Le ragioni di un sindacato forte e utile, oggi e domani
Insomma ripensare la risposta all’interrogativo che i tempi ci pongono sul
ruolo del sindacato comporta rivedere l’insieme delle necessità di
gestione della società complessa, in cui la dimensione personale lascia
spazio a relazioni frammentate e senza appartenenze forti, in cui
l’interesse generale è una composizione di interessi di parte, in cui
imprese e lavoro condividono vissuti, problemi e successi (e devono
condividerli davvero tutti), in cui chi vuole giocare un ruolo di
rappresentanza deve saperla adeguare, saldo nei valori, al tempo
contemporaneo. Serve, allora, un modello di relazioni industriali e
occorrono pratiche di rappresentanza innovative, audaci, di merito,
efficaci.
È una sfida che non abbiamo più tempo di rimandare, ma è una sfida che
abbiamo l’opportunità di rilanciare, sulla quale competere in innovazione
con governi, politica, con Confindustria e le altre controparti. Una sfida
che continuerà a vederci forti se sapremo trovare le ragioni per
condividere l’obiettivo della crescita, ma qualificarlo, sapendo farne
scorgere i vantaggi ai lavoratori che vogliamo rappresentare, come
crescita economica e redistribuzione reale ai salari, comportamenti
trasparenti ed etici, e crescita che non dimentica i diritti delle persone.
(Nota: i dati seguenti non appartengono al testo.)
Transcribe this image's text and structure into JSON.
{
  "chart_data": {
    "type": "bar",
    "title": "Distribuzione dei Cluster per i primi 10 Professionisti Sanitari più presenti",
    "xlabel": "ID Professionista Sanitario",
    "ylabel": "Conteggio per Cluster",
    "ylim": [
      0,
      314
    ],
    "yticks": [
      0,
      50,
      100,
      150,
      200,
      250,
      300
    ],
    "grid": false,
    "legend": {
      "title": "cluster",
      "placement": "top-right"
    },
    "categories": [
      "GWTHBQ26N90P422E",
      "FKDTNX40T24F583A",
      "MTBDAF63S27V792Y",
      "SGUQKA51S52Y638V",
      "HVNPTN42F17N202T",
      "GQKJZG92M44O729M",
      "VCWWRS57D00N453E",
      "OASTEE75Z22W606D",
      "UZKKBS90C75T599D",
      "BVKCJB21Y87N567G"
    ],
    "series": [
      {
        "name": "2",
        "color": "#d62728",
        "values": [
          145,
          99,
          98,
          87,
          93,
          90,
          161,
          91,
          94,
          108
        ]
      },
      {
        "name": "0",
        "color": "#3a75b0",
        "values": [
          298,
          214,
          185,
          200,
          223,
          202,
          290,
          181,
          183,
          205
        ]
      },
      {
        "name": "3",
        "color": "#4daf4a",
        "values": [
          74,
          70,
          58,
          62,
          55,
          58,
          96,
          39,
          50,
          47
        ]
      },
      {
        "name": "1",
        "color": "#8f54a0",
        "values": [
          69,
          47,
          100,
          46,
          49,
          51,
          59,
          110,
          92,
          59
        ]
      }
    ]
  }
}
Dobbiamo dare agli iscritti, ai lavoratori, al Paese, grandi ragioni
moderne di utilità e funzione del sindacato: non solo quelle che piacciono
a noi o quelle che già conosciamo, ma quelle adatte alla rappresentanza
oggi, nella fase presente della vita dei lavoratori, e domani, rispetto ai
cambiamenti che verranno.
Formazione, giovani, donne, contrattazione decentrata, unità. Queste le
parole che indichiamo per la prospettiva da intraprendere. Se ne
aggiungano altre, discutiamo, elaboriamo, decidiamo, pratichiamo però
poi, tempestivamente e con verifiche previste, le decisioni.
Basta continuare a decidere e poi non attuare: non è serio, non è
democratico, indebolisce l’organizzazione, ne mina la credibilità e
l’autorevolezza. Senza di questo tutte le discussioni e le decisioni
possibili su organizzazione e strumenti non ci eviteranno di restare fermi.